Posted By Colleen Glatfelter, Tuesday, February 2, 2016

Crystal Carlisle, Associate Attorney,  The Brocker Law Firm, P.A.

We all know that first impressions matter.  This is true not only with in-person meetings but also with initial telephone calls.  There are several important factors that you should keep in mind when speaking to a potential client for the first time.  First, people want you to listen.  Even if you do not decide to take a client’s case, giving them the courtesy of allowing them to explain their issue and frustrations is incredibly important.  This does not mean you have to spend hours on the telephone with a potential client on an initial call.  It does mean you need to ensure not to make the person feel like you are rushed and do not have time to hear their concerns.  Before you return a call to a potential client, make sure you allow adequate time to listen, ask questions, and actively engage in the conversation.  Your time is valuable but so is the time of the people that call you for help.  “One of the greatest gifts you can give to anyone is the gift of attention.” – Jim Rohn

Second, do your best to ensure that you are understood.  For example, if you are quoting someone a fee for an initial consultation, make sure they understand exactly what they will be paying for – i.e. an hour of your time?  Two hours?  Review of documentation?  You do not want the client to be surprised.  Even if you put the agreement in writing before the consultation, if the client misunderstood the quote on the initial call, they will likely not be pleased to see a higher or different amount in writing.

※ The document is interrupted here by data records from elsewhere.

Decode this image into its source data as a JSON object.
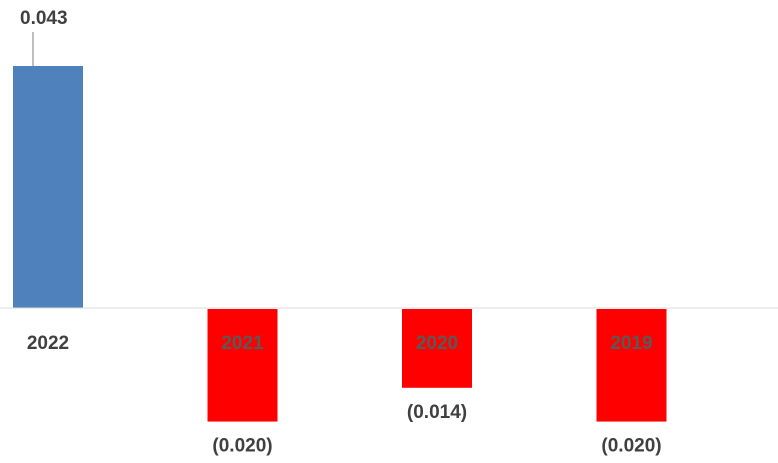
{
  "chart_data": {
    "type": "bar",
    "categories": [
      "2022",
      "2021",
      "2020",
      "2019"
    ],
    "values": [
      0.043,
      -0.02,
      -0.014,
      -0.02
    ],
    "data_labels": [
      "0.043",
      "(0.020)",
      "(0.014)",
      "(0.020)"
    ],
    "title": "",
    "xlabel": "",
    "ylabel": "",
    "ylim": [
      -0.022,
      0.052
    ],
    "grid": false,
    "legend": "none"
  },
  "colors": {
    "positive": "#4f81bd",
    "negative": "#ff0000",
    "axis": "#d9d9d9",
    "label_text": "#404040",
    "category_on_negative": "#595959"
  }
}
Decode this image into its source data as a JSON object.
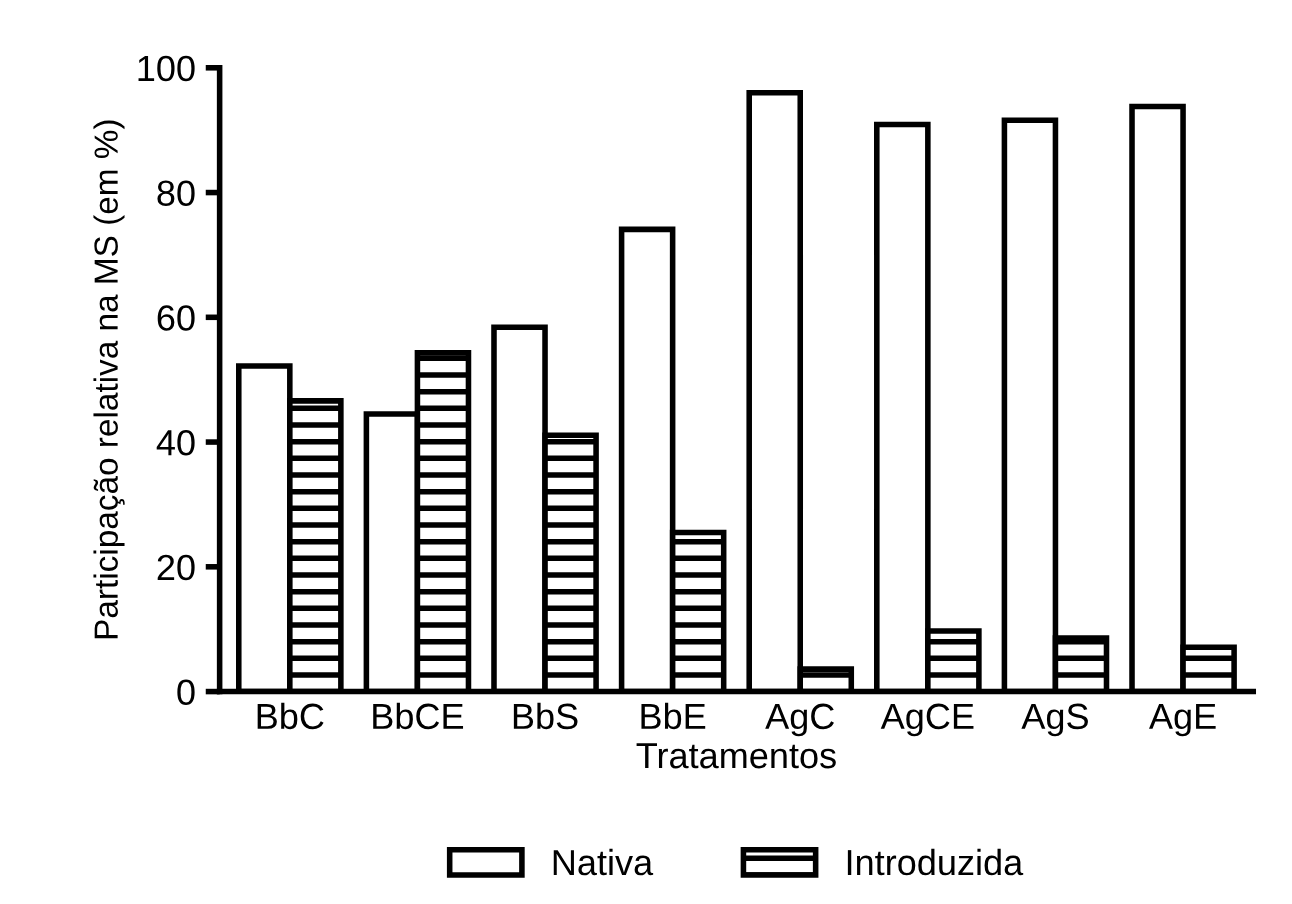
{
  "chart_data": {
    "type": "bar",
    "xlabel": "Tratamentos",
    "ylabel": "Participação relativa na MS (em %)",
    "categories": [
      "BbC",
      "BbCE",
      "BbS",
      "BbE",
      "AgC",
      "AgCE",
      "AgS",
      "AgE"
    ],
    "series": [
      {
        "name": "Nativa",
        "color": "#ffffff",
        "values": [
          52.2,
          44.5,
          58.4,
          74.1,
          96.0,
          90.9,
          91.6,
          93.8
        ]
      },
      {
        "name": "Introduzida",
        "color": "#000000",
        "values": [
          46.6,
          54.3,
          41.1,
          25.5,
          3.6,
          9.7,
          8.6,
          7.1
        ]
      }
    ],
    "ylim": [
      0,
      100
    ],
    "yticks": [
      0,
      20,
      40,
      60,
      80,
      100
    ],
    "grid": false,
    "legend": "bottom"
  }
}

Third, follow up on your promises.  If you tell a potential client that you are unable to help, but you will contact them with the names of a few people who may be able to assist, make sure you do get back to them.  If you are unable to provide the information you thought you could provide, you need to relay that information as well.

Fourth, make every effort possible to never come across as superior to the person who has contacted you.  Of course you likely have more legal knowledge about the topic than the potential client or they would not be calling you.  However, the potential client is more knowledgeable about the facts, which you need to know in order to correctly apply your legal knowledge.  Even if a potential client contradicts you, and you know you are correct, try to explain that in your experience, the situation resulted in a different outcome.  “People don’t care how much you know until they know how much you care.” – Theodore Roosevelt.

Following these simple steps should become second nature in any profession.  The first contact with a potential client matters!  We expect this level of professionalism and courtesy from others; therefore, it should also be what we provide.



 *Any opinion or views expressed in blogs posted on this site are those of the identified author and not the Committee as a whole.